I believe what you suggested with tags has already been though of and even tried but I don't remember when. I think it was abandoned because people people would bot the service to get downvotes to people they didn't like even if the post was good.
I think curangel has something like this where people vote on posts to be downvoted.
But it's an interesting one, having a layer 2 service where people can vote on whether a post should be downvoted or not anonymously and then a bot on which people would delegate voting power to it would downvote depending on the results of such votes.
But downvoting is always tricky and causes a lot of frustration from users and downvoters, I honestly think that while proof of brain is great on paper, it fails in real life and we should try to find another model for reward distribution altogether.
Do you have any thoughts or ideas for what that model might look like?
Not yet but it's thoughts I've been having, I need to take some time to think this through.
Cool, keen to hear when you've had some chance to think more about it.
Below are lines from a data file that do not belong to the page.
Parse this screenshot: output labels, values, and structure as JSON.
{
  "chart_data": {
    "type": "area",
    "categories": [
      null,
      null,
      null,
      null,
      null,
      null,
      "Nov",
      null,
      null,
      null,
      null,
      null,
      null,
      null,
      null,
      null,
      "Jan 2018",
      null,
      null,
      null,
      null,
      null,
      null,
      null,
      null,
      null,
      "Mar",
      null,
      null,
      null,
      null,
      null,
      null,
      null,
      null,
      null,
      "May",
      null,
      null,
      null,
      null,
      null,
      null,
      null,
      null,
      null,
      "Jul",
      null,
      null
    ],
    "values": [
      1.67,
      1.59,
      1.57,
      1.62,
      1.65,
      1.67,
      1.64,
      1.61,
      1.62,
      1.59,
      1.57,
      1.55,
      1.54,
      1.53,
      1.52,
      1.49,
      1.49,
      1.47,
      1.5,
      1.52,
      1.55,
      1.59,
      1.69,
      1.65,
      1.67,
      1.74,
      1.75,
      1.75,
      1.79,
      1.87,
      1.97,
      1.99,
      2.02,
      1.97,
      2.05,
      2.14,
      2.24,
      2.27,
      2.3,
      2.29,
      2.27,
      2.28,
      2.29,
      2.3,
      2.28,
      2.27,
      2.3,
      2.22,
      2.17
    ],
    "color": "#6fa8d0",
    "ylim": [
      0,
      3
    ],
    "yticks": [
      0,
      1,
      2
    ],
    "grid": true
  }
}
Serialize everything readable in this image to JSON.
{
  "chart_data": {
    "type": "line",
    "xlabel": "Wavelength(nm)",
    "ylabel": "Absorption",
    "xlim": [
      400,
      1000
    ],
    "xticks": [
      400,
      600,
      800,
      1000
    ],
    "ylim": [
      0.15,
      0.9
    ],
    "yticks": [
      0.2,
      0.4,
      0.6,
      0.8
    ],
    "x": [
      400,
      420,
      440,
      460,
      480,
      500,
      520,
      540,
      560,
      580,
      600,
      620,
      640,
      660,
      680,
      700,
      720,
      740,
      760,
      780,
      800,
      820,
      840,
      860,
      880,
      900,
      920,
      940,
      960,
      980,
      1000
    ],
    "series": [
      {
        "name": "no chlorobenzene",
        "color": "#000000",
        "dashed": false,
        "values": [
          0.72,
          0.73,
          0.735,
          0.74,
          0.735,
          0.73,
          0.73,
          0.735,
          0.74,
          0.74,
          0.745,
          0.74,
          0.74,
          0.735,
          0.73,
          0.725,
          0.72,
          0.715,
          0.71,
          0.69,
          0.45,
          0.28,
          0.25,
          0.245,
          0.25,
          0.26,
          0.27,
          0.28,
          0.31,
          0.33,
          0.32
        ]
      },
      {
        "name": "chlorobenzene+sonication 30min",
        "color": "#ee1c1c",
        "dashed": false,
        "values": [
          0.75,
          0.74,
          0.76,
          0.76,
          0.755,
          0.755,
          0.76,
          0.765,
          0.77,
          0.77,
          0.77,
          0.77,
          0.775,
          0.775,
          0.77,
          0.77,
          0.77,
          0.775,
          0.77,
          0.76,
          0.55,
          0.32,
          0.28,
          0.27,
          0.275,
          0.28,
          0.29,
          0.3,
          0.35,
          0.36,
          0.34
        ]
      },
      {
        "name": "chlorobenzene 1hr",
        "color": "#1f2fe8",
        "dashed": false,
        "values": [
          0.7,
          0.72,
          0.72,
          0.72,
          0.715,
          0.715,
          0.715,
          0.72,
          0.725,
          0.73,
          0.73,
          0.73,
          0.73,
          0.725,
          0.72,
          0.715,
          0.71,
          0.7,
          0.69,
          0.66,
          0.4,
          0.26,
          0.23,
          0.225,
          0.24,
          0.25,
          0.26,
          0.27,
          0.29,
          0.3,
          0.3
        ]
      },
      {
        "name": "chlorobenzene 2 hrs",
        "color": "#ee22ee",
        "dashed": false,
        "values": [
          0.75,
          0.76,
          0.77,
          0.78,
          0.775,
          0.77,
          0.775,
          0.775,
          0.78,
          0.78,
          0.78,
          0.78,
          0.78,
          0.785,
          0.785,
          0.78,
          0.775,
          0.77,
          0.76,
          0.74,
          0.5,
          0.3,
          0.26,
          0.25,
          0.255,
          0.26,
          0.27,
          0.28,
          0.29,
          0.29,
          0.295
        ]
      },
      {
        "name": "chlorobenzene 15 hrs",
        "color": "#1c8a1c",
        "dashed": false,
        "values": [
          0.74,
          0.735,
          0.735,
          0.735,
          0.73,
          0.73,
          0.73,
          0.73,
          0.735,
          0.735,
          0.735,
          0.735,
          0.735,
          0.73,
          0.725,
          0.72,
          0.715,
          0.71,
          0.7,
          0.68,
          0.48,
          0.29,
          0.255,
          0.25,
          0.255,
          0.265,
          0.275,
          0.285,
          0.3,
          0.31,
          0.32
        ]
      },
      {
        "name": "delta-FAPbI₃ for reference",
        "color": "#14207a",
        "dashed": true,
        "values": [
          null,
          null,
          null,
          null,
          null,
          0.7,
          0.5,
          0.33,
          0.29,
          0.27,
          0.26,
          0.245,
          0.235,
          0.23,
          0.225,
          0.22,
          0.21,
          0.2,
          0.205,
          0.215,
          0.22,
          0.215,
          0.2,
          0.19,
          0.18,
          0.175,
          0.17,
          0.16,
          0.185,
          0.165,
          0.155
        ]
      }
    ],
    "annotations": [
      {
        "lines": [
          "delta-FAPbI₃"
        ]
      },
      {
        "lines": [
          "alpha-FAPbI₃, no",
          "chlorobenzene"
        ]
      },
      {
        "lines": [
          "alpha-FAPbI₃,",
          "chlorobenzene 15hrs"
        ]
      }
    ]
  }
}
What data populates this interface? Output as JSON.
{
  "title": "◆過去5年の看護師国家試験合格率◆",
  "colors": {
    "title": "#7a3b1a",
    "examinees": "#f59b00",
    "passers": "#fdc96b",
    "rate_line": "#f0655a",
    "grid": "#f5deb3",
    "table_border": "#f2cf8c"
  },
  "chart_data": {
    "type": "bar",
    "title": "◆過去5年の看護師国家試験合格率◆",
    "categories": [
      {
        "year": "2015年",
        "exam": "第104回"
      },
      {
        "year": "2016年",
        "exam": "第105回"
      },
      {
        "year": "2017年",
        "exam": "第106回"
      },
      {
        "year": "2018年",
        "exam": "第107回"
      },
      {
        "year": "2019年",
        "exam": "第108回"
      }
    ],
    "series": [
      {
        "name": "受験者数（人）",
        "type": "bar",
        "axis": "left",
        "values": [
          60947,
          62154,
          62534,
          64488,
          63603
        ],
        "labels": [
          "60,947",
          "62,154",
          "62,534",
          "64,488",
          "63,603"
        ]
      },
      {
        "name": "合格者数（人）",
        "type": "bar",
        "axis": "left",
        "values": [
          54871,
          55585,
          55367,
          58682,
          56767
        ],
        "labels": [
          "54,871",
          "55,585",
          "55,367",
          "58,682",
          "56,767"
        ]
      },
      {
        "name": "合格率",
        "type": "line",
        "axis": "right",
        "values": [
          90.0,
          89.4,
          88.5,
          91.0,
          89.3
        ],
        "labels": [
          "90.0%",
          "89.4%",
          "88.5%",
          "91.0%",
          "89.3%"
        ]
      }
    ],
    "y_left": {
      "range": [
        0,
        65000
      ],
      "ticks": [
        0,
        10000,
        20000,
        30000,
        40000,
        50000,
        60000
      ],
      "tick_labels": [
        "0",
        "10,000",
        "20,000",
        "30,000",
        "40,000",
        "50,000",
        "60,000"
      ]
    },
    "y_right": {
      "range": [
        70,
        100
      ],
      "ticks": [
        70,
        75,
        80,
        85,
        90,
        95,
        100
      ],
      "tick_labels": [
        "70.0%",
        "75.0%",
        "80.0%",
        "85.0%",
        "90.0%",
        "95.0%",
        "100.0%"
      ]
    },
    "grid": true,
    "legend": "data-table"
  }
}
One thing I myself am quite interested in is allowing communities to experiment with different economic models. I'm not talking about SMTs, although of course they will come later and allow even more experimentation. But what if a community owner account can be set as the mandatory beneficiary of 100% of the rewards generated in that community? Maybe those who are solely interested in the rewards will not participate, or maybe they will, depending on what the community decides to do with the rewards (e.g. a local group can have monthly parties paid for by the community's rewards, etc.). How will people's behavior in that community be different if they don't personally seek to maximize their rewards or even participate for the rewards? Hive without the rewards seems like an interesting experiment which I think can easily be tried with some additions to Hivemind.